According to the most recent census, for the first time in its history, there are now more women than men in Australia – and the average Australian is not a sexist Ocker swigging Foster's on a stoop in the Outback, but a 37-year-old mother of two living in the suburbs. Sydney is also home to hundreds of different cultures, including Greek, Italian and Vietnamese (whose food Torode adores). Will he ever return there to live? "Never say 'never'," he says. "Having gone back to Australia to do this series, what I do appreciate is how that world and those people really moulded me."

And what he is, it seems to me, is laconic, self-reliant and not particularly tactile (in the series, old friends and family appear to grab him rather than vice-versa) with a positive, can-do outlook. He might be just a little less shit at being Australian than he thinks he is.

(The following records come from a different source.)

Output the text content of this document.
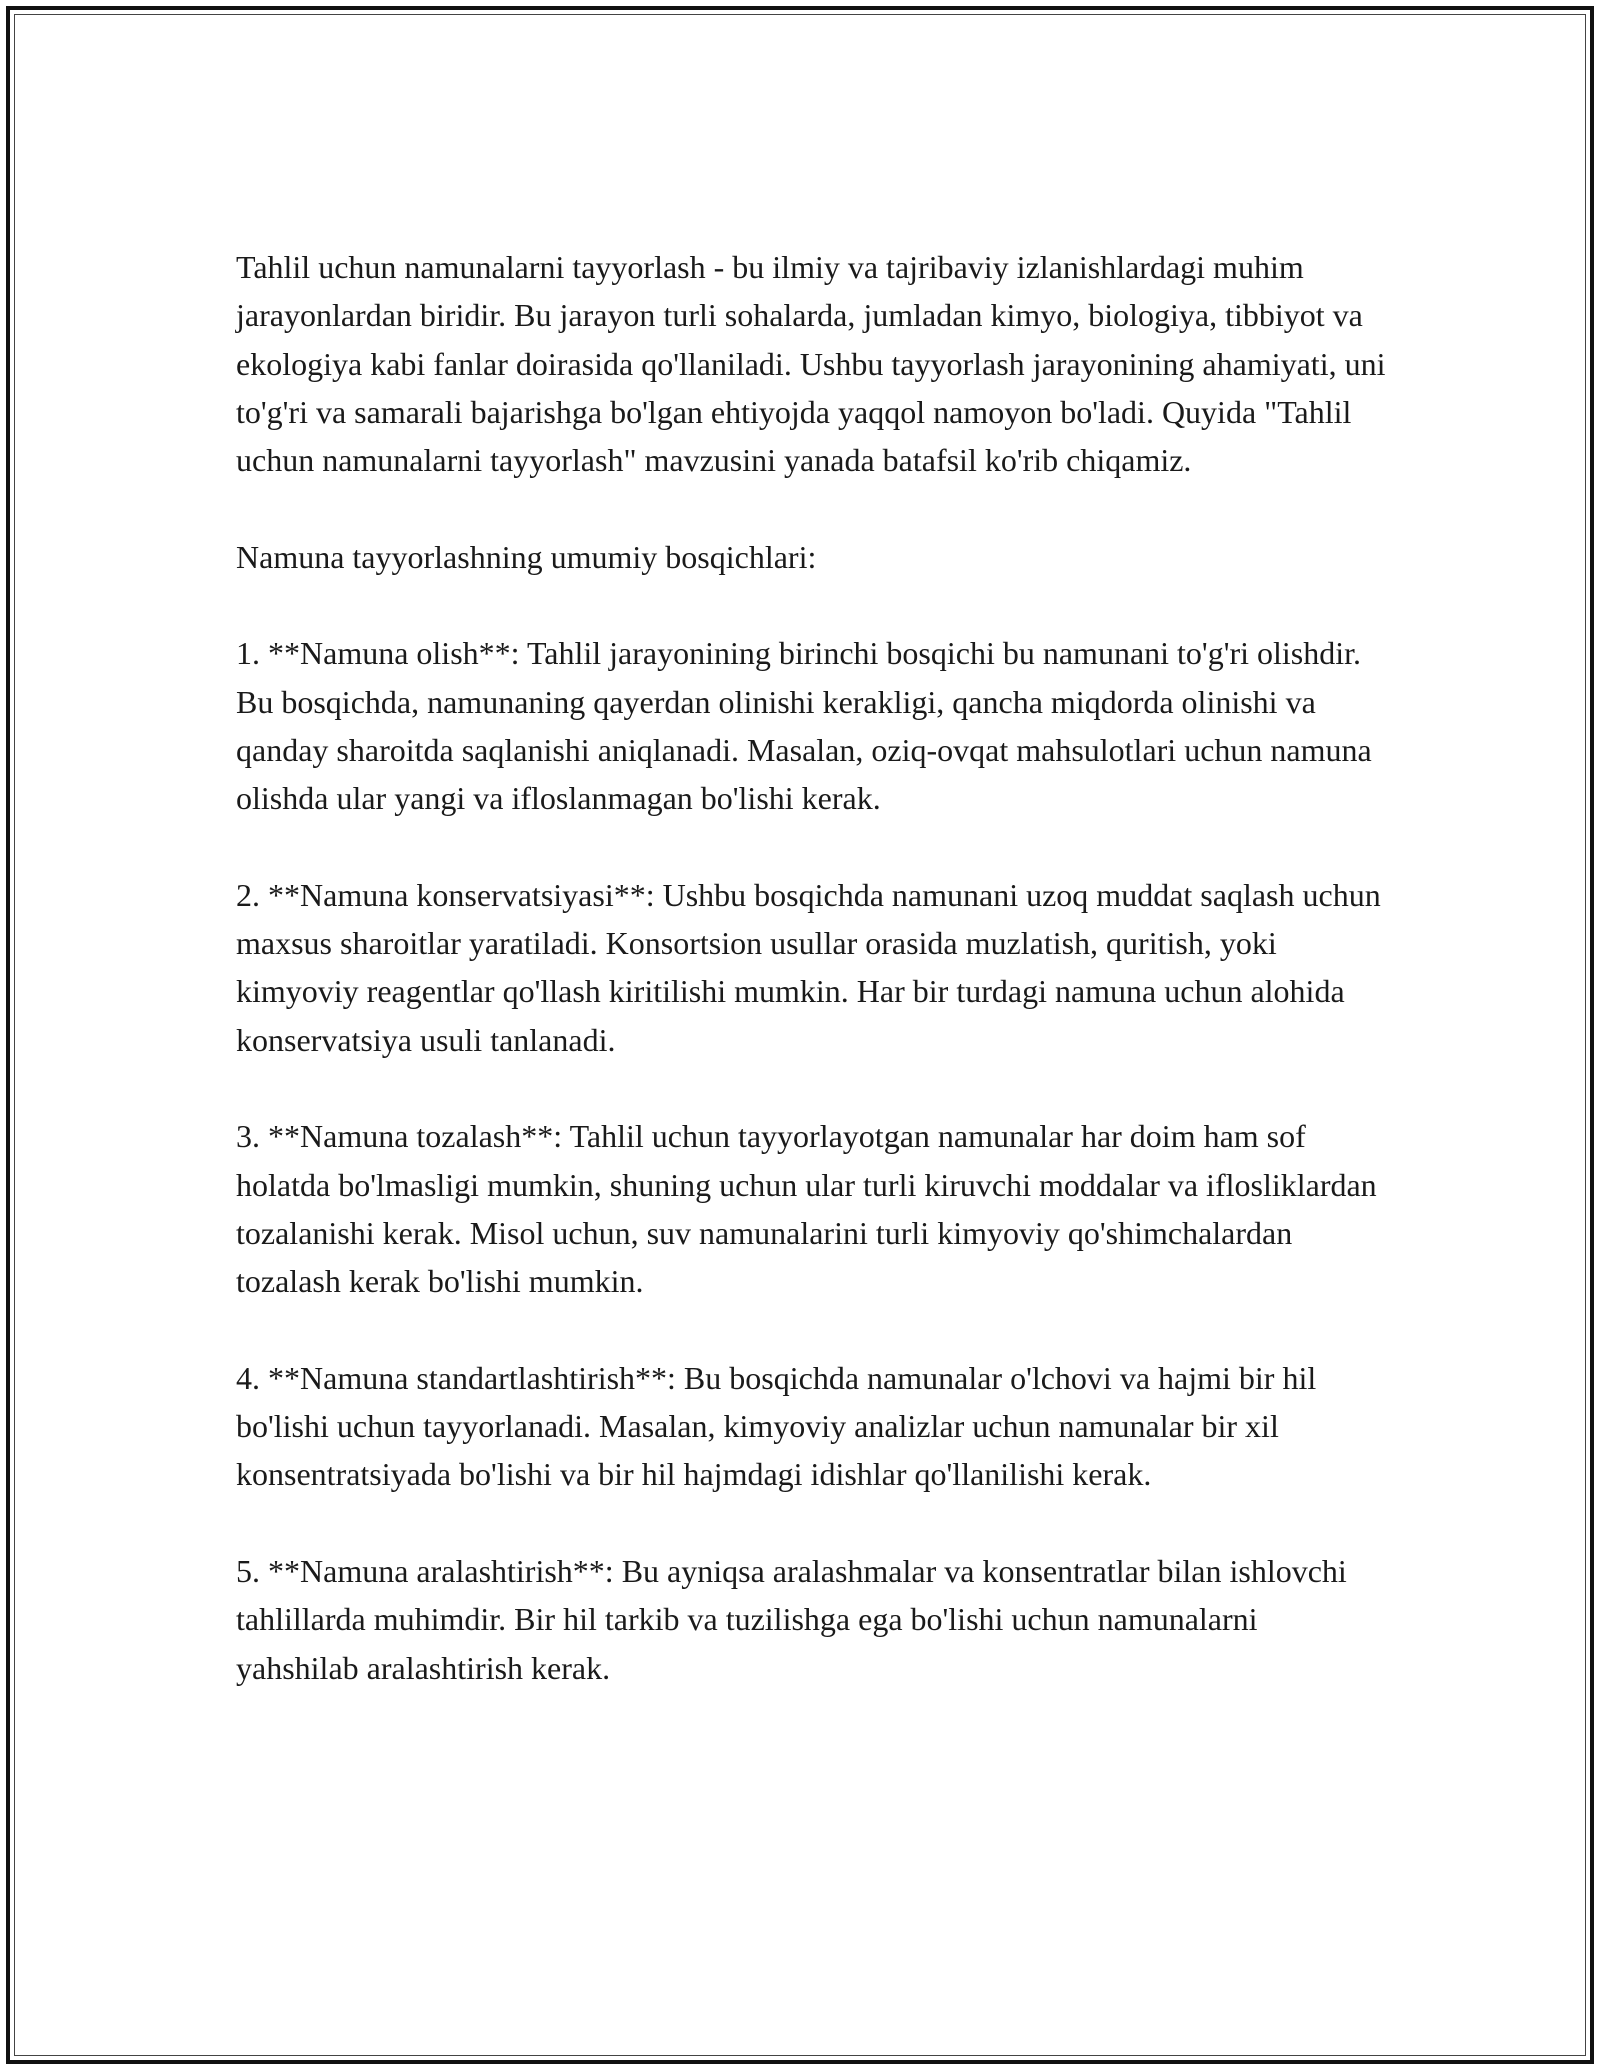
Tahlil uchun namunalarni tayyorlash - bu ilmiy va tajribaviy izlanishlardagi muhim jarayonlardan biridir. Bu jarayon turli sohalarda, jumladan kimyo, biologiya, tibbiyot va ekologiya kabi fanlar doirasida qo'llaniladi. Ushbu tayyorlash jarayonining ahamiyati, uni to'g'ri va samarali bajarishga bo'lgan ehtiyojda yaqqol namoyon bo'ladi. Quyida "Tahlil uchun namunalarni tayyorlash" mavzusini yanada batafsil ko'rib chiqamiz.

Namuna tayyorlashning umumiy bosqichlari:

1. **Namuna olish**: Tahlil jarayonining birinchi bosqichi bu namunani to'g'ri olishdir. Bu bosqichda, namunaning qayerdan olinishi kerakligi, qancha miqdorda olinishi va qanday sharoitda saqlanishi aniqlanadi. Masalan, oziq-ovqat mahsulotlari uchun namuna olishda ular yangi va ifloslanmagan bo'lishi kerak.

2. **Namuna konservatsiyasi**: Ushbu bosqichda namunani uzoq muddat saqlash uchun maxsus sharoitlar yaratiladi. Konsortsion usullar orasida muzlatish, quritish, yoki kimyoviy reagentlar qo'llash kiritilishi mumkin. Har bir turdagi namuna uchun alohida konservatsiya usuli tanlanadi.

3. **Namuna tozalash**: Tahlil uchun tayyorlayotgan namunalar har doim ham sof holatda bo'lmasligi mumkin, shuning uchun ular turli kiruvchi moddalar va iflosliklardan tozalanishi kerak. Misol uchun, suv namunalarini turli kimyoviy qo'shimchalardan tozalash kerak bo'lishi mumkin.

4. **Namuna standartlashtirish**: Bu bosqichda namunalar o'lchovi va hajmi bir hil bo'lishi uchun tayyorlanadi. Masalan, kimyoviy analizlar uchun namunalar bir xil konsentratsiyada bo'lishi va bir hil hajmdagi idishlar qo'llanilishi kerak.

5. **Namuna aralashtirish**: Bu ayniqsa aralashmalar va konsentratlar bilan ishlovchi tahlillarda muhimdir. Bir hil tarkib va tuzilishga ega bo'lishi uchun namunalarni yahshilab aralashtirish kerak.
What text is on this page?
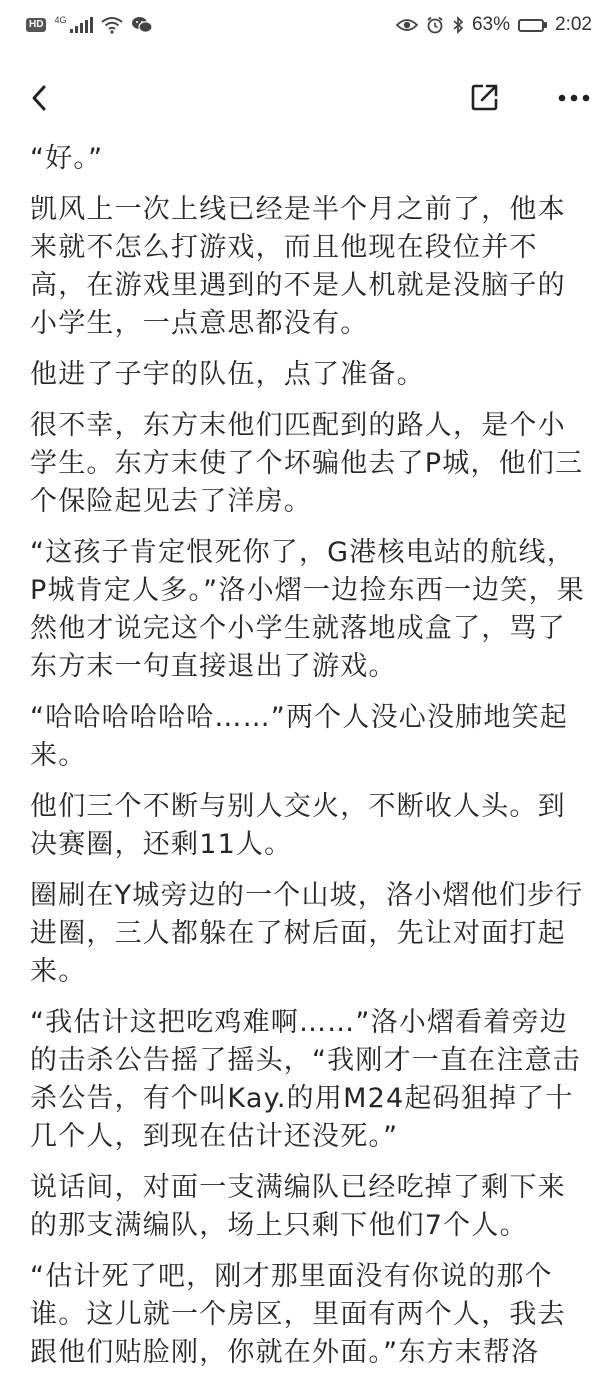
HD	4G	63% 2:02

“好。”

凯风上一次上线已经是半个月之前了，他本来就不怎么打游戏，而且他现在段位并不高，在游戏里遇到的不是人机就是没脑子的小学生，一点意思都没有。

他进了子宇的队伍，点了准备。

很不幸，东方末他们匹配到的路人，是个小学生。东方末使了个坏骗他去了P城，他们三个保险起见去了洋房。

“这孩子肯定恨死你了，G港核电站的航线，P城肯定人多。”洛小熠一边捡东西一边笑，果然他才说完这个小学生就落地成盒了，骂了东方末一句直接退出了游戏。

“哈哈哈哈哈哈……”两个人没心没肺地笑起来。

他们三个不断与别人交火，不断收人头。到决赛圈，还剩11人。

圈刷在Y城旁边的一个山坡，洛小熠他们步行进圈，三人都躲在了树后面，先让对面打起来。

“我估计这把吃鸡难啊……”洛小熠看着旁边的击杀公告摇了摇头，“我刚才一直在注意击杀公告，有个叫Kay.的用M24起码狙掉了十几个人，到现在估计还没死。”

说话间，对面一支满编队已经吃掉了剩下来的那支满编队，场上只剩下他们7个人。

“估计死了吧，刚才那里面没有你说的那个谁。这儿就一个房区，里面有两个人，我去跟他们贴脸刚，你就在外面。”东方末帮洛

'John Torode's Australia' begins on Good Food on Monday at 8pm

AUSSIE RULES - DELICACIES FROM DOWN UNDER

VEGEMITE

Australia's answer to Marmite, the concentrated yeast extract was immortalised in Men at Work's 1980 hit single "Down Under". The Vegemite sandwich also hit the headlines last year when ex-Prime Minister Julia Gillard had one thrown at her during a visit to a school in Brisbane.

CHOKO

A climbing relative of the pumpkin family, the 'choko' is so widespread that it became a staple food during the Great Depression, and one reason why the Aussies tend to look down on it. The ease with which it is grown inspired the wonderful Aussie idiom to describe a useless person: 'he couldn't grow a choko vine over a shithouse'. Like the similarly tasteless courgette, the choko is great at absorbing other flavours, says Torode.

LAMINGTONS

Named after Lord Lamington, Governor of Queensland between 1896 and 1901, this popular dessert consists of a square of sponge cake covered in chocolate icing and then desiccated coconut. Ironically, Lord Lamington was said to have hated the things, calling them "those bloody ... woolly biscuits".

BEER-CAN CHICKEN

Before barbecuing, first stuff your whole chicken with an opened can of lager, resting the chuck on the base of the can. It will either be beautiful and moist, or take off and head towards the stratosphere.